Per essere biodegradabile la plastica non deve in alcun modo contenere metalli. Inoltre, secondo la normativa europea, un contenitore può essere definito biodegradabile se si decompone del 90% entro 6 mesi dal suo rilascio in terra o acqua. Il problema resta per quel 10% che sopravvive nell’ambiente per anni, causando inquinamento. 


Per tale motivo da anni gli studiosi sono al lavoro per ottenere materiali plastici che abbiano un impatto sull’ambiente simile o uguale a quello dei derivati dalla cellulosa. Uno degli ultimi ritrovati è il Mater-Bi sviluppato dai ricercatori di Novamont. Si tratta di una nuova famiglia di bioplastiche che ha tempi di biodegradabilità molto rapidi sia sugli arenili che in acqua.

 

Recentemente sono stati presentati a Roma i risultati dei numerosi test condotti sul nuovo materiale dai laboratori dell’azienda, dall’Hydra Marine Sciences e dall’Università di Siena. Seguendo il metodo dettato dallo standard UNI EN ISO 19679:2018, le prove condotte sia in laboratorio che sul campo hanno riguardato la biodegradabilità intrinseca marina, la disgregazione in ambiente marino e l’ecotossicità rilasciata nei sedimenti per effetto della biodegradazione di sacchetti per frutta e verdura realizzati in Mater-Bi.

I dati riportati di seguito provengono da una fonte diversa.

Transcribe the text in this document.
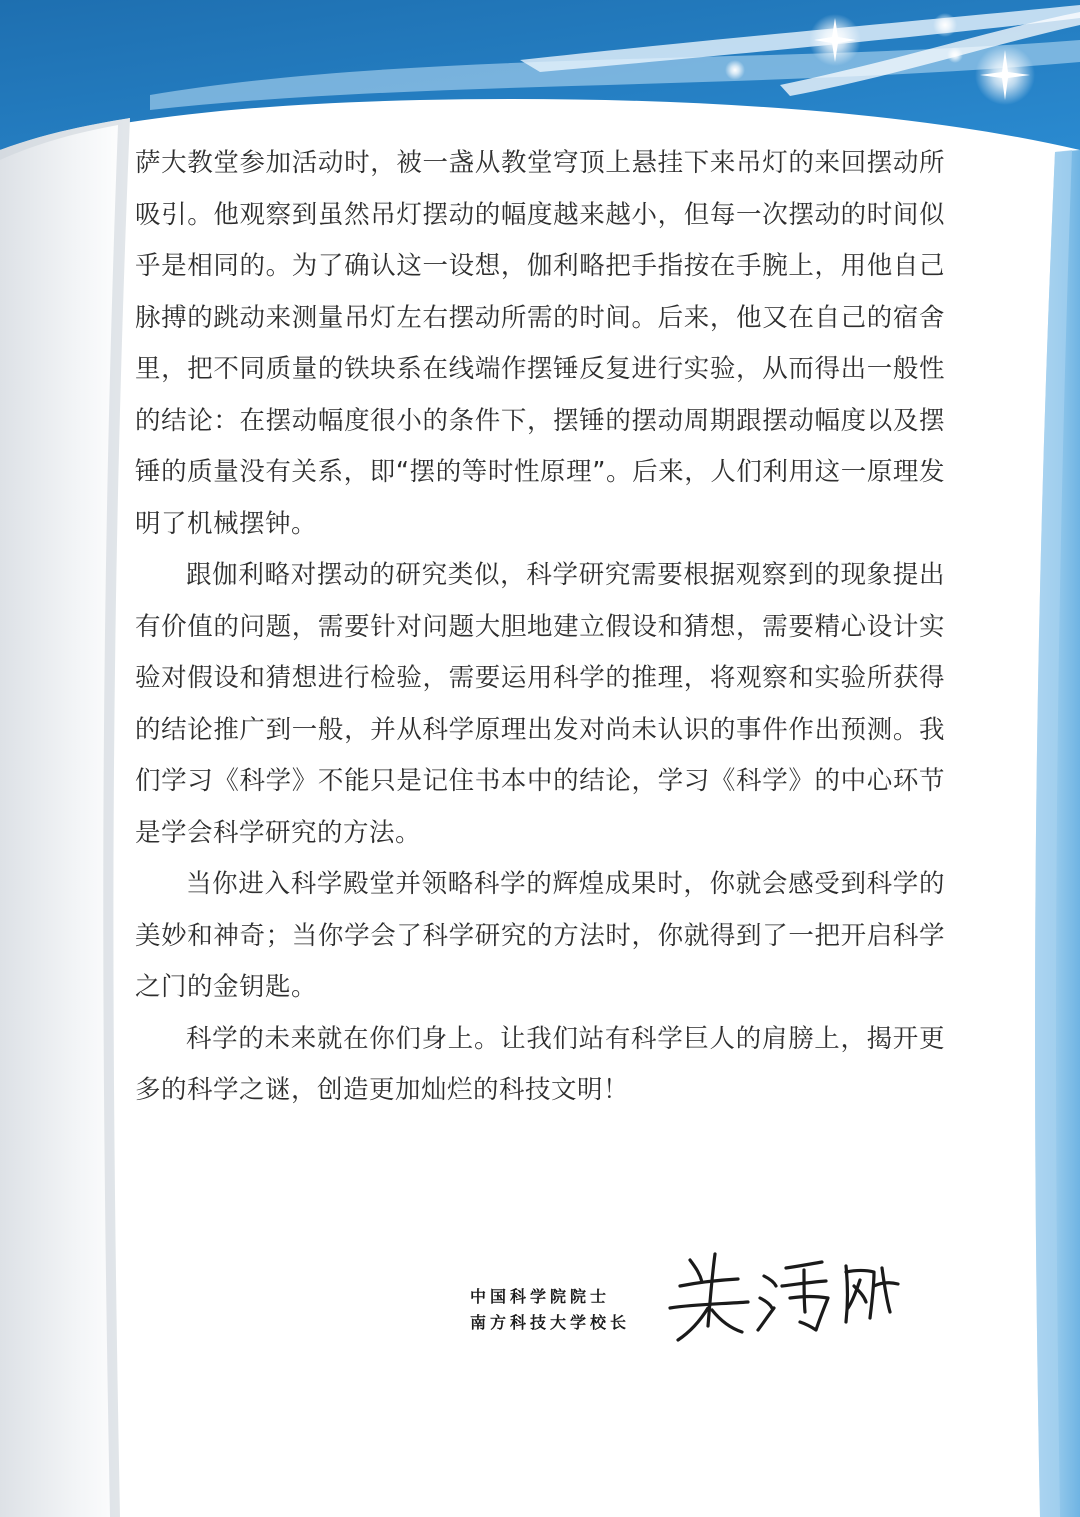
萨大教堂参加活动时，被一盏从教堂穹顶上悬挂下来吊灯的来回摆动所吸引。他观察到虽然吊灯摆动的幅度越来越小，但每一次摆动的时间似乎是相同的。为了确认这一设想，伽利略把手指按在手腕上，用他自己脉搏的跳动来测量吊灯左右摆动所需的时间。后来，他又在自己的宿舍里，把不同质量的铁块系在线端作摆锤反复进行实验，从而得出一般性的结论：在摆动幅度很小的条件下，摆锤的摆动周期跟摆动幅度以及摆锤的质量没有关系，即“摆的等时性原理”。后来，人们利用这一原理发明了机械摆钟。

跟伽利略对摆动的研究类似，科学研究需要根据观察到的现象提出有价值的问题，需要针对问题大胆地建立假设和猜想，需要精心设计实验对假设和猜想进行检验，需要运用科学的推理，将观察和实验所获得的结论推广到一般，并从科学原理出发对尚未认识的事件作出预测。我们学习《科学》不能只是记住书本中的结论，学习《科学》的中心环节是学会科学研究的方法。

当你进入科学殿堂并领略科学的辉煌成果时，你就会感受到科学的美妙和神奇；当你学会了科学研究的方法时，你就得到了一把开启科学之门的金钥匙。

科学的未来就在你们身上。让我们站有科学巨人的肩膀上，揭开更多的科学之谜，创造更加灿烂的科技文明！

中国科学院院士
南方科技大学校长
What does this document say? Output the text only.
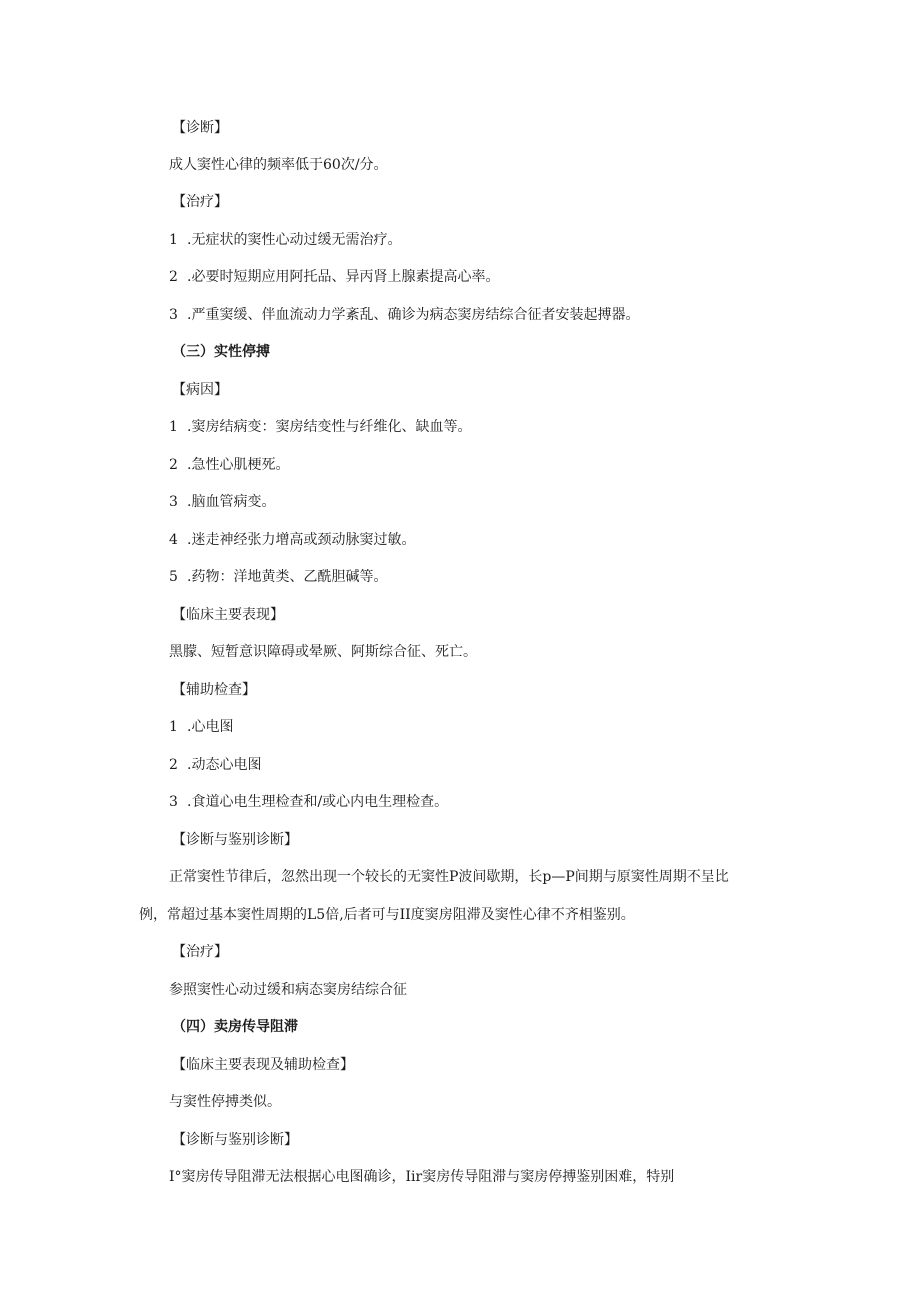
【诊断】
成人窦性心律的频率低于60次/分。
【治疗】
1 .无症状的窦性心动过缓无需治疗。
2 .必要时短期应用阿托品、异丙肾上腺素提高心率。
3 .严重窦缓、伴血流动力学紊乱、确诊为病态窦房结综合征者安装起搏器。
（三）实性停搏
【病因】
1 .窦房结病变：窦房结变性与纤维化、缺血等。
2 .急性心肌梗死。
3 .脑血管病变。
4 .迷走神经张力增高或颈动脉窦过敏。
5 .药物：洋地黄类、乙酰胆碱等。
【临床主要表现】
黑朦、短暂意识障碍或晕厥、阿斯综合征、死亡。
【辅助检查】
1 .心电图
2 .动态心电图
3 .食道心电生理检查和/或心内电生理检查。
【诊断与鉴别诊断】
正常窦性节律后，忽然出现一个较长的无窦性P波间歇期，长p—P间期与原窦性周期不呈比
例，常超过基本窦性周期的L5倍,后者可与II度窦房阻滞及窦性心律不齐相鉴别。
【治疗】
参照窦性心动过缓和病态窦房结综合征
（四）卖房传导阻滞
【临床主要表现及辅助检查】
与窦性停搏类似。
【诊断与鉴别诊断】
I°窦房传导阻滞无法根据心电图确诊，Iir窦房传导阻滞与窦房停搏鉴别困难，特别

I risultati hanno evidenziato che la biodegradabilità in acqua e sull’arenile è pari a quella della carta. La tempistica varia dai 2,5 ai 5 mesi per la disgregazione e da 2 mesi a 1 anno per la scomparsa completa. Quanto alla tossicità dei sedimenti, i test condotti su alghe unicellulari (Dunaliella tertiolecta), riccio di mare (Paracentrotus lividus) e spigola (Dicentrarchus labrax) hanno mostrato assenza di effetti nocivi sugli organismi. 

 

La sperimentazione ha evidenziato anche che la velocità di biodegradazione aumenta al diminuire delle dimensioni delle particelle sottoposte a test. Ciò significa che il Mater-bi non rilascia microplastiche persistenti, in quanto biodegradabili completamente entro i 30 giorni, come richiesto dalle linee guida dell’Ocse.

 

Nonostante i risultati positivi, i ricercatori Novamont sottolineano che la biodegradabilità dei materiali va intesa sempre come rimedio ad un’emergenza o ad un incidente. I materiali biodegradabili, insomma, non sono una licenza per gettare rifiuti in mare o in spiaggia ma una soluzione nel caso ciò avvenga per errore umano.